2.由于作者的pointnet所用的pytorch版本比较低，可能会出现：AttributeError: module ‘distutils‘ has no attribute ‘version的报错，具体的解决方法可以参考https://blog.csdn.net/qq_42076902/article/details/129261266。

代码详解

点云数据集加载部分不在这里过多解释，具体的注释代码请见

从网络结构图可以知道，分割网络其实也用到了分类网络的一部分。
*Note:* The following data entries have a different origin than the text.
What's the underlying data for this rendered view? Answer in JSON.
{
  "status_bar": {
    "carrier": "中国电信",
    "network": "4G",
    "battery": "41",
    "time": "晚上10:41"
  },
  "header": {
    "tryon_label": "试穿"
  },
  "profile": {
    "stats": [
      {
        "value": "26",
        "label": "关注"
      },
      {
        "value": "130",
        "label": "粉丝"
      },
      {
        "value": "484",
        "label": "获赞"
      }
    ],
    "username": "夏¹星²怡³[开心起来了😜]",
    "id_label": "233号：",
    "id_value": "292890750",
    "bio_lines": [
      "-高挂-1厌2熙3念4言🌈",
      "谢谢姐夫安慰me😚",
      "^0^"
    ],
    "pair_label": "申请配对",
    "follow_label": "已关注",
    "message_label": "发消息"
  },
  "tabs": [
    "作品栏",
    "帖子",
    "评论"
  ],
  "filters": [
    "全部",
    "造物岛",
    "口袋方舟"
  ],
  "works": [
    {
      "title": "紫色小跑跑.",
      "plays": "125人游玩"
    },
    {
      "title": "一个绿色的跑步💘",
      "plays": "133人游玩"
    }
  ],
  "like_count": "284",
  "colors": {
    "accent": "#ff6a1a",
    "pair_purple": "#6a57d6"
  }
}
拿分割部分来说，程序的入口在文件 train_segmentation.py 中，其中seger = PointNetDenseCls(k=num_classes, feature_transform=opt.feature_transform) 这段代码代表了初始化一个分割模型，接下来我们进入到这个模型中去查看具体细节。
按住Ctrl＋指针点击PointNetDenseCls，进入到 model.py 中，再看PointNetDenseCls这个类之前，我们先根据这个文件中定义的类把整个网络架构梳理一遍：首先我们先看图中的蓝色部分，也就是分类网络，这时进入到PointNetfeat这个类中查看，代码和注释如下：

# 这是一个三维旋转变换网络
class STN3d(nn.Module):
    def __init__(self):
        super(STN3d, self).__init__()
        # 使用大小为1*1的卷积核进行升维
        self.conv1 = torch.nn.Conv1d(3, 64, 1)
        self.conv2 = torch.nn.Conv1d(64, 128, 1)
        self.conv3 = torch.nn.Conv1d(128, 1024, 1)
        self.fc1 = nn.Linear(1024, 512)
        self.fc2 = nn.Linear(512, 256)
        self.fc3 = nn.Linear(256, 9)
        self.relu = nn.ReLU()

        self.bn1 = nn.BatchNorm1d(64)
        self.bn2 = nn.BatchNorm1d(128)
        self.bn3 = nn.BatchNorm1d(1024)
        self.bn4 = nn.BatchNorm1d(512)
        self.bn5 = nn.BatchNorm1d(256)

    # 网络向前传播
    def forward(self, x):
        # 获取点的数量，假设输入的x是(32, 3, 2500)
        batchsize = x.size()[0] # 32
        x = F.relu(self.bn1(self.conv1(x)))
        x = F.relu(self.bn2(self.conv2(x)))
        x = F.relu(self.bn3(self.conv3(x))) # shape:(32, 1024, 2500)
        x = torch.max(x, 2, keepdim=True)[0] # shape:(32, 1024, 1)
        x = x.view(-1, 1024) # (32, 1024)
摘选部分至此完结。